McCausland didn't read GAA Constitution

I see that "Ulster-Scot" Nelson McCausland has again attacked the GAA and Republicans over the use of a GAA pitch for last weekends Hunger Strike Commemoration.

It took place in the Republican stronghold of Galbally.

Our Culture Minster (Don't laugh) had this to say

"It cannot be right that a sports ground should be used for commemorating and celebrating something as offensive as the whole H-Block episode."

I agree that the Hunger Strike was offensive, offensive by the fact that the British government let 10 men die rather than face up to their responsibilities.

Sinn Féin MLA Barry McElduff said there were no alternative venues for the rural, largely republican community.

"We were remembering, not terrorists but inspirational, politically-motivated Irish hunger strikers,"

I don't know why Barry is trying to reason with this idiot, it's pointless.

Nelson claims that the event breaches Rule 7a of the GAA constitution.

He is incorrect!

Rule 7a states

"The Association shall be non-party political. Party
political questions shall not be discussed at its
meetings, and no Committee, Club, Council or
representative thereof shall take part, as such, in any
party political movement"

The GAA is not, nor have they taken party in a party political movement.

The Hunger Strike event was remembering 10 men, 7 IRA men and 3 INLA men.

Irish Republicanism belongs to all and all are welcome.

Nelson seems to think that the GAA is the IRFU; it's not and for good reason.

I will print below the preface to the GAA constitution and highlight parts I feel are important.

“Those who play its games, those who organise its activities and those who control its destinies see in the G.A.A. a means of consolidating our Irish identity. The games to them are more than games - they have a national significance - and the promotion of native pastimes becomes a part of the full national ideal, which envisages the speaking of our own language, music and dances. The primary purpose of the G.A.A. is the organisation of native pastimes and the promotion of athletic fitness as a means to create a disciplined, self- reliant, national-minded manhood. The overall result is the expression of a people’s preference for native ways as opposed to imported ones.”

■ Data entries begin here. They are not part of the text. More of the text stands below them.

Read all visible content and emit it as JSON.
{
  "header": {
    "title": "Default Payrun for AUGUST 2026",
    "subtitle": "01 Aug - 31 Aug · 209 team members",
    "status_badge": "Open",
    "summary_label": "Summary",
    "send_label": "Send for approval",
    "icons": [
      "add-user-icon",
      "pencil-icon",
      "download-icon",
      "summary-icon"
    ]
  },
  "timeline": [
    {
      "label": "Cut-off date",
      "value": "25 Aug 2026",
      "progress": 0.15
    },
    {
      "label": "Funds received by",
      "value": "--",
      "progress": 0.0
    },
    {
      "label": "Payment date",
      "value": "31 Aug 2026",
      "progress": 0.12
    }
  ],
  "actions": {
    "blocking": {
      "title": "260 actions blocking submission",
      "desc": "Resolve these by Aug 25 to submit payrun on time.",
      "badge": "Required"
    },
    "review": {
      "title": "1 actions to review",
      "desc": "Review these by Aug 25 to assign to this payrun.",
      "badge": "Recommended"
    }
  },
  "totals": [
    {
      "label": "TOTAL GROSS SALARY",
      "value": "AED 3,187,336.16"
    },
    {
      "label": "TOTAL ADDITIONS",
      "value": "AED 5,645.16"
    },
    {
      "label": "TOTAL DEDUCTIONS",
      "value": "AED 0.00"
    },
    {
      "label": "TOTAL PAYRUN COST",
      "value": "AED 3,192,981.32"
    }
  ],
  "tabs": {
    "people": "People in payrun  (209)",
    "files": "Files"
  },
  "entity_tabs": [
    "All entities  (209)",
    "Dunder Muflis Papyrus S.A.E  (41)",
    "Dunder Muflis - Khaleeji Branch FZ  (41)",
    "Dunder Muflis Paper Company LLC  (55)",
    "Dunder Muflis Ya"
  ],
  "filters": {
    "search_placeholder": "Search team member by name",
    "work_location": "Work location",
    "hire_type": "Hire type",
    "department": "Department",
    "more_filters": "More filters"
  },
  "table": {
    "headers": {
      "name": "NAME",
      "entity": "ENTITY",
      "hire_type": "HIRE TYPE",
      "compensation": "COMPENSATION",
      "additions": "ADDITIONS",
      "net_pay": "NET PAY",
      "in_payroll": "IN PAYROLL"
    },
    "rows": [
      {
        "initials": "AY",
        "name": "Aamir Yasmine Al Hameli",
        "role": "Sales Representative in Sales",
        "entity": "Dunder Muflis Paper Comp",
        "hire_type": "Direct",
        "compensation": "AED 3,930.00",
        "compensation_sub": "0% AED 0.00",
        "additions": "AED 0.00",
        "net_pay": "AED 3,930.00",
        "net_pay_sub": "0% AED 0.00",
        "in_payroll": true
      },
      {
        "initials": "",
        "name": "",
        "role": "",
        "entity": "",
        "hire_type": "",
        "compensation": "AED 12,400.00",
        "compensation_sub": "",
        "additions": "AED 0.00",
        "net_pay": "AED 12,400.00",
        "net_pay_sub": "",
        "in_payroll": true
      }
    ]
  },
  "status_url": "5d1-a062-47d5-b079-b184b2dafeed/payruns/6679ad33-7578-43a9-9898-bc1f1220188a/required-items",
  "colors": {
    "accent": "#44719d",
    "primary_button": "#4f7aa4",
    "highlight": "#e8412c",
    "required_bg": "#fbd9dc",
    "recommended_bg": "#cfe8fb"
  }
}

"Since she has no control over all the national territory, Ireland’s claim to nationhood is impaired. It would be still more impaired if she were to lose her language, if she failed to provide a decent livelihood for her people at home, or if she were to forsake her own games and customs in favour of the games and customs of another nation. If pride in the attributes of nationhood dies, something good and distinctive in our race dies with it. Each national quality that is lost makes us so much poorer as a Nation. Today, the native games take on a new significance when it is realised that they have been a part, and still are a part, of the Nation’s desire to live her own life, to govern her own affairs.”

The GAA is quite clearly an Irish Republican organisation; it includes all and excludes no one.

Rules 2, 4a and 15 reinforce this position.

Rule 2

"The Association is a National Organisation which has as its basic aim the strengthening of the National Identity in a 32 County Ireland through the preservation and promotion of Gaelic Games and pastimes."

Rule 4a

"It shall foster an awareness and love of the national ideals in the people of Ireland, and assist in promoting a community spirit through its clubs."

Rule 15

States that the National flag should be flown at all matches and when the anthem is played it should be observed in a respectful manner, failure to do so can result in a 500 fine.

Nelson doesn't seem to grasp the impact that Hunger Strike has on the Irish psyche.

Hunger Strike or "Cealacha" was a key component of Brehon Law.

As Brehon law didn't have a police force Hunger Strike was a remedy to achieve justice.

Under Brehon law, if you allowed a person to starve on your doorstep for a debt that you owed or an injustice that you perpetrated then you would find yourself charged with murder.

Thomas Ashe, Terence MacSwiney, Michael Gaughan, Frank Stagg, Bobby Sands.

All these men continue an Irish tradition of protest, in the words of MacSwiney

"It is not those who can inflict the most but those who can endure the most that will conquer"

Nelson will never understand because his bigotry does not allow him to.

We have nothing to be ashamed of and nor will we apologise to the likes of McCausland.